Install GLiClass easily using pip:

```bash
pip install gliclass
```

#### Install from Source

Clone and install directly from GitHub:

```bash
git clone https://github.com/Knowledgator/GLiClass
cd GLiClass

python -m venv venv
source venv/bin/activate  # Windows: venv\Scripts\activate

pip install -r requirements.txt
pip install .
```

Verify your installation:

```python
import gliclass
print(gliclass.__version__)
```

### 🧑‍💻 Usage Example

```python
from gliclass import GLiClassModel, ZeroShotClassificationPipeline
from transformers import AutoTokenizer

model = GLiClassModel.from_pretrained("knowledgator/gliclass-small-v1.0")
tokenizer = AutoTokenizer.from_pretrained("knowledgator/gliclass-small-v1.0")

pipeline = ZeroShotClassificationPipeline(
    model, tokenizer, classification_type='multi-label', device='cuda:0'
)

text = "One day I will see the world!"
labels = ["travel", "dreams", "sport", "science", "politics"]
results = pipeline(text, labels, threshold=0.5)[0]

for result in results:
    print(f"{result['label']} => {result['score']:.3f}")
```

### 🌟 Retrieval-Augmented Classification (RAC)
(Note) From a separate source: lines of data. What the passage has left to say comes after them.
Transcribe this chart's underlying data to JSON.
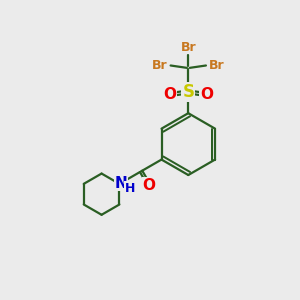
{
  "background_color": "#ebebeb",
  "bond_color": "#2a5e23",
  "bond_width": 1.6,
  "S_color": "#c8c800",
  "O_color": "#ee0000",
  "N_color": "#0000cc",
  "Br_color": "#c87820",
  "figsize": [
    3.0,
    3.0
  ],
  "dpi": 100,
  "xlim": [
    0,
    10
  ],
  "ylim": [
    0,
    10
  ]
}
With new models trained with retrieval-agumented classification, such as [this model](https://huggingface.co/knowledgator/gliclass-base-v2.0-rac-init) you can specify examples to improve classification accuracy:

```python
example = {
    "text": "A new machine learning platform automates complex data workflows but faces integration issues.",
    "all_labels": ["AI", "automation", "data_analysis", "usability", "integration"],
    "true_labels": ["AI", "integration", "automation"]
}

text = "The new AI-powered tool streamlines data analysis but has limited integration capabilities."
labels = ["AI", "automation", "data_analysis", "usability", "integration"]

results = pipeline(text, labels, threshold=0.1, rac_examples=[example])[0]

for predict in results:
    print(f"{predict['label']} => {predict['score']:.3f}")
```

### 🎯 Key Use Cases

- **Sentiment Analysis:** Rapidly classify texts as positive, negative, or neutral.
- **Document Classification:** Efficiently organize and categorize large document collections.
- **Search Results Re-ranking:** Improve relevance and precision by reranking search outputs.
- **News Categorization:** Automatically tag and organize news articles into predefined categories.
- **Fact Checking:** Quickly validate and categorize statements based on factual accuracy.

### 🛠️ How to Train

Prepare your training data as follows:

```json
[
  {"text": "Sample text.", "all_labels": ["sports", "science", "business"], "true_labels": ["sports"]},
  ...
]
```

Optionally, specify confidence scores explicitly:

```json
[
  {"text": "Sample text.", "all_labels": ["sports", "science"], "true_labels": {"sports": 0.9}},
  ...
]
```

Please, refer to the `train.py` script to set up your training from scratch or fine-tune existing models.